ShyTech Displays – enabling a new era of puristic vehicle design and enhanced user experience. Although current and future cockpits are digital, immersive and provide an increasingly exciting user experience, they can benefit from being ‘shy’ at times.
Hiding control surfaces made of buttons, lights and switches behind device fronts is an ongoing trend in many areas and has already been applied to some extend in the automotive industry.
The idea behind the so-called “ShyTech” is to make complex technology and user guidance invisible when not needed, enabling interaction only on user demand. For example, instead of presenting ‘empty’ black display surfaces or numerous physical buttons, a ShyTech solution blends well into a puristic approach to cockpit design that creates a calm atmosphere by presenting a decorative surface.
In principle, a ShyTech display can actually be a pillar-to-pillar solution, utilizing the full width of the dashboard, or it can also be introduced to create completely new interactive areas for drivers and passengers where displays traditionally were not in use before.

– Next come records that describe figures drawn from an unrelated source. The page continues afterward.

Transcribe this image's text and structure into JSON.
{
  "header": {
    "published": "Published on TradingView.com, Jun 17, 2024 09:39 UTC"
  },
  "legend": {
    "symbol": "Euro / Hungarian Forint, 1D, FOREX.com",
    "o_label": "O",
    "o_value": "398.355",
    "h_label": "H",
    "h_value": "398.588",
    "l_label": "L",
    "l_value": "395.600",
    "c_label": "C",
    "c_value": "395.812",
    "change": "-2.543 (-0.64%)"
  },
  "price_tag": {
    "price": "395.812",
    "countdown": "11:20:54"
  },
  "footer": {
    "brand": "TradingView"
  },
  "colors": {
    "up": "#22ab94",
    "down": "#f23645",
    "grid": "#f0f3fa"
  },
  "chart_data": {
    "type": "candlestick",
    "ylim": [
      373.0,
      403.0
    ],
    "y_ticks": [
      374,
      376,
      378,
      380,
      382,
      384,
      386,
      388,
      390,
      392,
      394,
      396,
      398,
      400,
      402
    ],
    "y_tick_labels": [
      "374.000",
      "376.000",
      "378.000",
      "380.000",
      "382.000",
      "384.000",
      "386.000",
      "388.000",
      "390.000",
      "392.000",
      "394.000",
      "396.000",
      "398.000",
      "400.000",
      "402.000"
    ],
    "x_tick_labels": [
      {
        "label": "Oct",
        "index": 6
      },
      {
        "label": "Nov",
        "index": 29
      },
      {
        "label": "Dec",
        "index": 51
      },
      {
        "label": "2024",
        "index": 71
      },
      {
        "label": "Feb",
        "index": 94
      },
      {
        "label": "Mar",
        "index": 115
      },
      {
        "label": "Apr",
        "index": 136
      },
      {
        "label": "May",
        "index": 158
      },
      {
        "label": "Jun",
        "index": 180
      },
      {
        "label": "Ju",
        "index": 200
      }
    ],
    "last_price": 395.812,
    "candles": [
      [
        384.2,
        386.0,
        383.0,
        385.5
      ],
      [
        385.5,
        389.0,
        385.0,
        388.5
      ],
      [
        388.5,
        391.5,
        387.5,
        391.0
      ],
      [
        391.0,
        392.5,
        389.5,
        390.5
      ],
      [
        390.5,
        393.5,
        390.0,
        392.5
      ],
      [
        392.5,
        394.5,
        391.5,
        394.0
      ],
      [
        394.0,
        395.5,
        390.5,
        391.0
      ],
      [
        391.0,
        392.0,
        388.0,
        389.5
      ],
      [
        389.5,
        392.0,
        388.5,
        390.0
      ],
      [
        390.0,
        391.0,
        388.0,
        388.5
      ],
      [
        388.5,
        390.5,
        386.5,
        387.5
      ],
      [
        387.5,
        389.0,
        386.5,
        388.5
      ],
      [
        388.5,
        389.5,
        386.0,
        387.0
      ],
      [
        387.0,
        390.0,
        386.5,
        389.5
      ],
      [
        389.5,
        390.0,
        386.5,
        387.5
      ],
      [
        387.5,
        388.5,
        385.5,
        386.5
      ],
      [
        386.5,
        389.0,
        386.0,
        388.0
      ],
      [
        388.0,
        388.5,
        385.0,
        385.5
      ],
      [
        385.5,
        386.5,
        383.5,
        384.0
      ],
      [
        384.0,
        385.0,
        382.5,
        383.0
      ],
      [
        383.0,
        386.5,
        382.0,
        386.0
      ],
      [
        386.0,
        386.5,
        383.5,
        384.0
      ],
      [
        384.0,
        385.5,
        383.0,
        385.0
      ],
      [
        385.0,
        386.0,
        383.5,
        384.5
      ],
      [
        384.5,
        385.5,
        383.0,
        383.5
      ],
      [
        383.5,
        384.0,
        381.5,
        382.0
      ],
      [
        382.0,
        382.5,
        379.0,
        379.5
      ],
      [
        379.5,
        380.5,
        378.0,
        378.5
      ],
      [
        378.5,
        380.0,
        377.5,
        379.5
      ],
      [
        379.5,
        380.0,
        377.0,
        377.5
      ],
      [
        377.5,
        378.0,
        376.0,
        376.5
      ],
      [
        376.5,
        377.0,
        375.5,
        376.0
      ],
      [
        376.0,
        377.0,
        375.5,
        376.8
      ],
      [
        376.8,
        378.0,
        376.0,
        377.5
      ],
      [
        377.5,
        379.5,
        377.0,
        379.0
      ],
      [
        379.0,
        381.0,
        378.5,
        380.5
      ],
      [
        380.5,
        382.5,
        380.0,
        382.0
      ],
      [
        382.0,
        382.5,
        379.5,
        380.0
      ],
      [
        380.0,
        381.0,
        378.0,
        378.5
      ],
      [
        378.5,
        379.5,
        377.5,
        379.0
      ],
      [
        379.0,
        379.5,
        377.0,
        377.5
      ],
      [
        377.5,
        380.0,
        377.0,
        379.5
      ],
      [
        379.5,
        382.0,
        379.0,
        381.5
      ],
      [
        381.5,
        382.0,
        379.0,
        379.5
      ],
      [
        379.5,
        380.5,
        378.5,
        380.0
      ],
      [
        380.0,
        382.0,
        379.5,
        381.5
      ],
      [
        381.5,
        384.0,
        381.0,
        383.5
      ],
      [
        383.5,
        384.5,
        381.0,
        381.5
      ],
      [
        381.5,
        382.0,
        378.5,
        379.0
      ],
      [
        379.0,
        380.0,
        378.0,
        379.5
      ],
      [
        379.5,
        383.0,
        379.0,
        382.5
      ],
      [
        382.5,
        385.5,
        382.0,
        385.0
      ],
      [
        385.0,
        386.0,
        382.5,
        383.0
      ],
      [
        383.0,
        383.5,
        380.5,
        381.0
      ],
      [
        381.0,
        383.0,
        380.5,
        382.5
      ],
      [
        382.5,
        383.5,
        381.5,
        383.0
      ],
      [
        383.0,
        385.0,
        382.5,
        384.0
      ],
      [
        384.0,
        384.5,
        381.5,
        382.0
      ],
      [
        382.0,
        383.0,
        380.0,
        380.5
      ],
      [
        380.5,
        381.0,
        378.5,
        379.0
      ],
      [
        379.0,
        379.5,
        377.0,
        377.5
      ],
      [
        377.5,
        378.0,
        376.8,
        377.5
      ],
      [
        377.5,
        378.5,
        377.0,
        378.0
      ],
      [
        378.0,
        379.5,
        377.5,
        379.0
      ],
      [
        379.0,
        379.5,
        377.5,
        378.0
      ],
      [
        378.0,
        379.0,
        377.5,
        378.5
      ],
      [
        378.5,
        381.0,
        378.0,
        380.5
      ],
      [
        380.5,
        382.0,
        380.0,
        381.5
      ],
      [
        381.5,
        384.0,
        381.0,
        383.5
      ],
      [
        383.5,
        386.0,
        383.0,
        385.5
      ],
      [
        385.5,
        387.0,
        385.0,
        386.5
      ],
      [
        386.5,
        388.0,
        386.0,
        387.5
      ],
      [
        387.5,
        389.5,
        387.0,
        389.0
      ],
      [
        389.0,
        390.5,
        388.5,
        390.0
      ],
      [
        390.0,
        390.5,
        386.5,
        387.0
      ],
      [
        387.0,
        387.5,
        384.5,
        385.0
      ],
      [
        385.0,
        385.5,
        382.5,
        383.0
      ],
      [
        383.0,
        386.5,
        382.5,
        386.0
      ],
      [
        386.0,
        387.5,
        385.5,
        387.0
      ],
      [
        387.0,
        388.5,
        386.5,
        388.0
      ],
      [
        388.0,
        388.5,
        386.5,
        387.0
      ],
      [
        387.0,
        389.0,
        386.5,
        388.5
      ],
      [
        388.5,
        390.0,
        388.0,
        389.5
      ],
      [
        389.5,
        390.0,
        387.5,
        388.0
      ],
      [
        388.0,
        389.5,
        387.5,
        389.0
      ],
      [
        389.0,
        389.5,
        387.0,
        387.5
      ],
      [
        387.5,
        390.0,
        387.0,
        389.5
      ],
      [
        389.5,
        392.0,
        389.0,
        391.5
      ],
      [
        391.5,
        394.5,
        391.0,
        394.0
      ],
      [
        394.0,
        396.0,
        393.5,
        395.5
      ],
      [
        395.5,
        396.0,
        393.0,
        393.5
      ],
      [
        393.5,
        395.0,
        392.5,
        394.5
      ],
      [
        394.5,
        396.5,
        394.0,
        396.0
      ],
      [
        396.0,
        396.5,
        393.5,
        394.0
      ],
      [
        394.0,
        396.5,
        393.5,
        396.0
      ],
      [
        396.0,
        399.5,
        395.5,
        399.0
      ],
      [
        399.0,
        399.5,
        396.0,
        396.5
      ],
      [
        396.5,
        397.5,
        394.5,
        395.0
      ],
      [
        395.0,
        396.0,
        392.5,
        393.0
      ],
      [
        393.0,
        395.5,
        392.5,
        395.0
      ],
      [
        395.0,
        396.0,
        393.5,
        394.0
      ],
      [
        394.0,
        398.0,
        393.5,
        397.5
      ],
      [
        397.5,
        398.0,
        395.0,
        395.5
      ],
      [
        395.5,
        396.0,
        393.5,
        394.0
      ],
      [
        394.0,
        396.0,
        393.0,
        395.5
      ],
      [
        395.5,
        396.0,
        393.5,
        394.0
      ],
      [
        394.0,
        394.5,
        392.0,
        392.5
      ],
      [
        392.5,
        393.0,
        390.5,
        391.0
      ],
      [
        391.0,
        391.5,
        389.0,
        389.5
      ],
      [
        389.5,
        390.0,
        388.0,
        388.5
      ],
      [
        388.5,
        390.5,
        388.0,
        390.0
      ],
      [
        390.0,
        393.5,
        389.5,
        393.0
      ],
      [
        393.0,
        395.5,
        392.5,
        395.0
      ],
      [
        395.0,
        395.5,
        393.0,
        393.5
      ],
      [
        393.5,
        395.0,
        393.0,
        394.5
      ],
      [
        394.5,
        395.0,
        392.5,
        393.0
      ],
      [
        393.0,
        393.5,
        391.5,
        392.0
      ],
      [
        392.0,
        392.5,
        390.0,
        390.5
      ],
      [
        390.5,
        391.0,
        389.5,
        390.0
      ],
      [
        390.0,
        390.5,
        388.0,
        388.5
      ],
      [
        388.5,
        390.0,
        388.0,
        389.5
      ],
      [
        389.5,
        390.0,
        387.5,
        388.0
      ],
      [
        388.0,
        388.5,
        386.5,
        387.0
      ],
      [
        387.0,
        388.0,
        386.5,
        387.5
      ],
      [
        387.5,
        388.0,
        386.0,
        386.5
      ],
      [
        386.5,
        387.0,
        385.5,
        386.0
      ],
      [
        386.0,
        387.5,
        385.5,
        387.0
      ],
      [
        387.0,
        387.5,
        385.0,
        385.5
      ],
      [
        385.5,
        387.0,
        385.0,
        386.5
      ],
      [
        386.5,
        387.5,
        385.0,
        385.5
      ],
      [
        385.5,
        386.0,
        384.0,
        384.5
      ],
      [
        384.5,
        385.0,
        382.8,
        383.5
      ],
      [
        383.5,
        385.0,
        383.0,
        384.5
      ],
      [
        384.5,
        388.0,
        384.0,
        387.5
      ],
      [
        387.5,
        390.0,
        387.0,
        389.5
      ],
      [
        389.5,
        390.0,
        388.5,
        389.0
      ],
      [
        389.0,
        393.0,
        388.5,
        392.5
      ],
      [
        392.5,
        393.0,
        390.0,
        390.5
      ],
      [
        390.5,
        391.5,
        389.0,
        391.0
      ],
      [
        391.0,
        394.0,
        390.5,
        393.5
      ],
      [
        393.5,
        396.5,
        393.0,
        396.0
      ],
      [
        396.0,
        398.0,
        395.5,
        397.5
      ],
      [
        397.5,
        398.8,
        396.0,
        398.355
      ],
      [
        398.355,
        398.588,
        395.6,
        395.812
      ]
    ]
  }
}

The information scope and the full range of control options – through touch and other interaction – is always there but the relevant content becomes visible on demand only.
To activate a ShyTech display there are multimodal technical options which can be chosen to blend in with a specific interaction concept and model. For instance, a small part of the display could be permanently showing a landing icon to guide the driver’s or passenger’s hand to the display.
However, the display could simply remain invisible until it is touched by a fingertip. As an alternative, a capacitive sensor can detect an approaching hand at a convenient distance to activate the display in time, e.g., for a touch control operation.
Of course, voice control is another option. In that case, individual displays could respond to voice commands and interaction via natural language understanding (NLU) technology. Switching the display off can be initiated by touching a specific display area (virtual control button), by voice control or via gesture.